Voorafgaand aan het nieuwe decreet werd eind 2015 een audit naar de werking van de CLB’s opgeleverd. Een aantal duidelijke knelpunten kwamen daarin naar voor. “In de eerste plaats legde de audit de nadruk op neutrale leerlingenbegeleiding. Van bij het begin hebben wij gesteld dat leerlingenbegeleiding niet afhankelijk is van een pedagogische visie, wel van de zorgnoden. Meer samenwerking betekent een efficiëntere inzet van de middelen op het onderwijsterrein,” zegt Kathleen Krekels. “In het nieuwe decreet wordt samenwerking vanaf 2023 een erkenningsvoorwaarde en dus verplicht. Als het van de N-VA afhangt wordt de werking netonafhankelijk, maar de verplichte samenwerking is al een stap in de goede richting.”

Wat de audit ook duidelijk aan het licht bracht, is de nood aan een duidelijke rolafbakening. Welzijn moet welzijnstaken doen. “De kernactiviteiten van de CLB’s worden nu duidelijk geformuleerd. CLB’s hebben in de eerste plaats een draaischijffunctie. De CLB’s leiden leerlingen naar meer gepaste hulp toe.”

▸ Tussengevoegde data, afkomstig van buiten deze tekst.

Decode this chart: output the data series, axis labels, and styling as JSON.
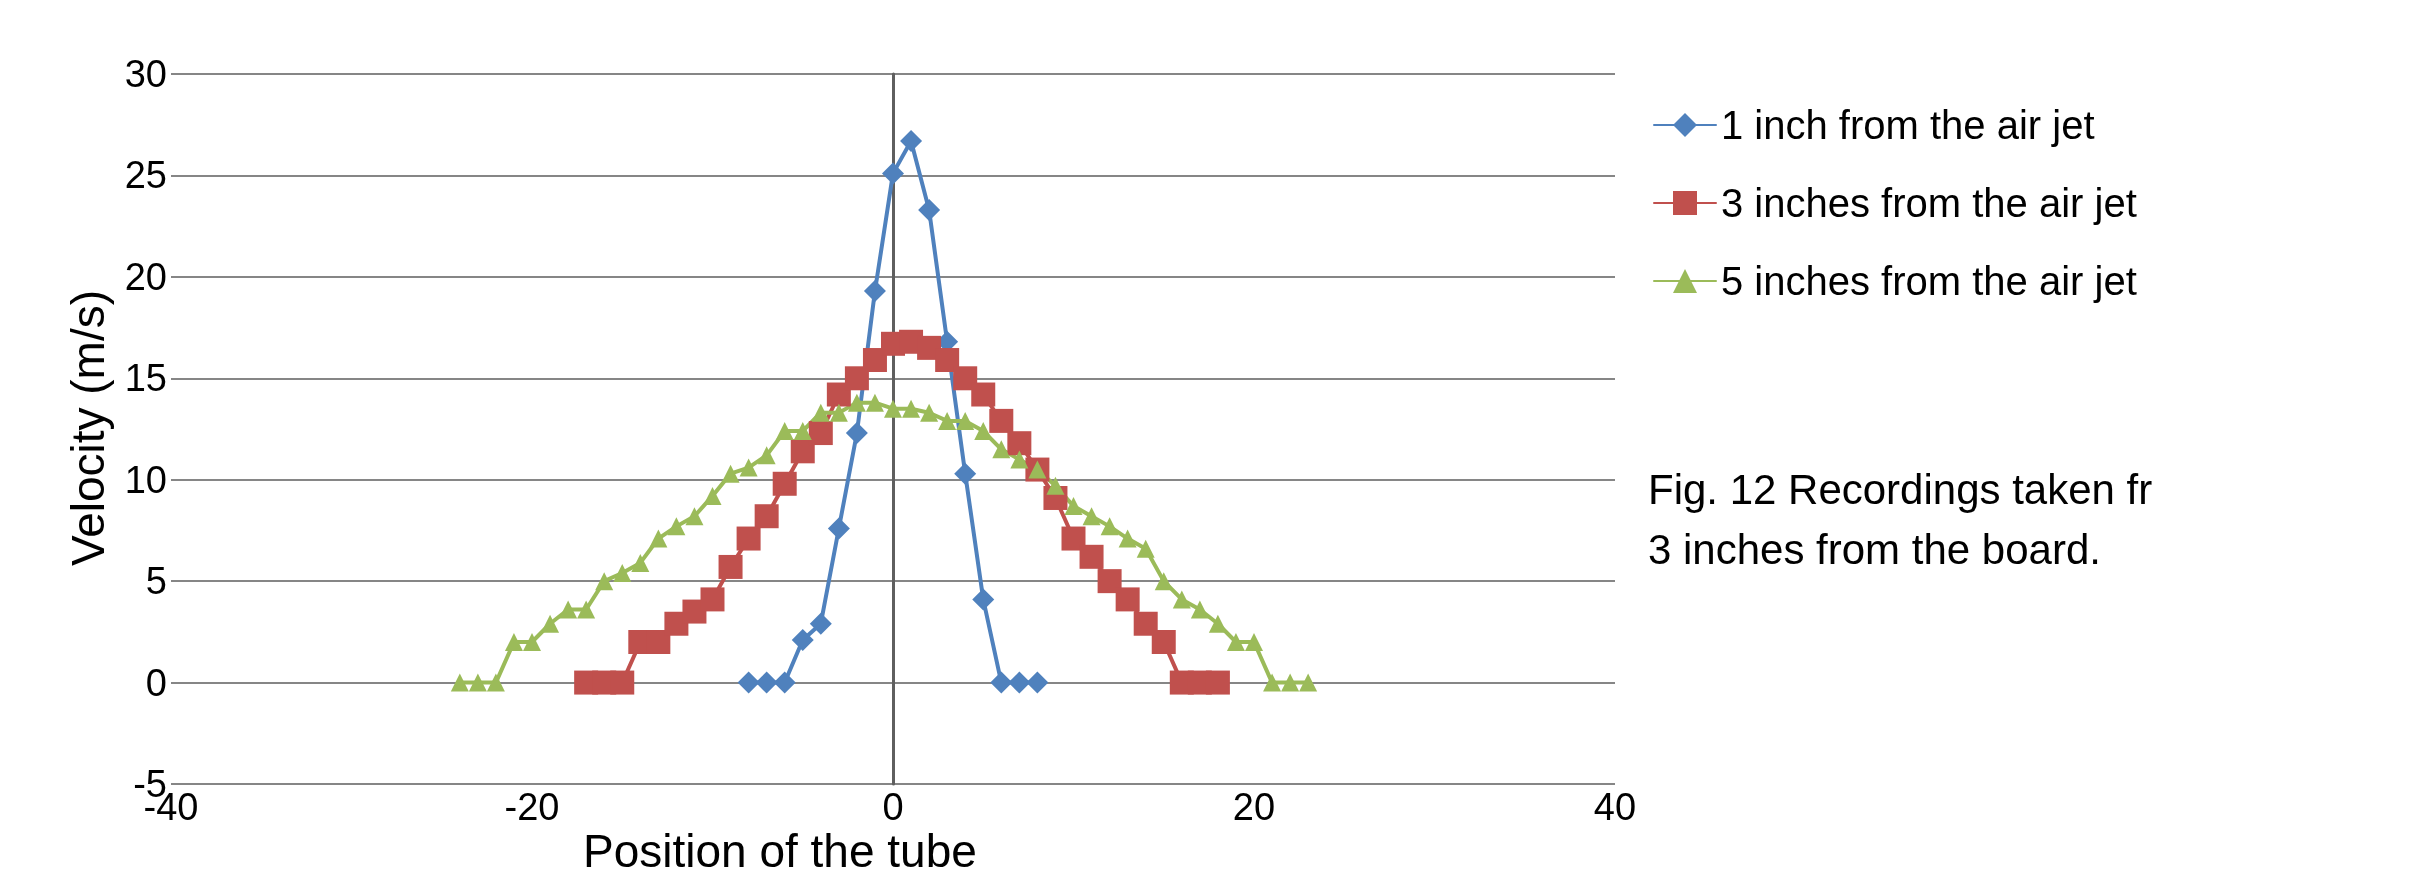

Voor de N-VA is het essentieel dat de CLB’s zichtbaarder zijn in de scholen, en toegankelijker voor de ouders. Ook dat werd in de audit beklemtoond. “Artikel 11 van het nieuwe decreet bepaalt dat leerlingen bij het centrum terecht moeten kunnen voor en na de schooluren. Ook tijdens de schoolvakanties zullen er voldoende contactmomenten zijn.”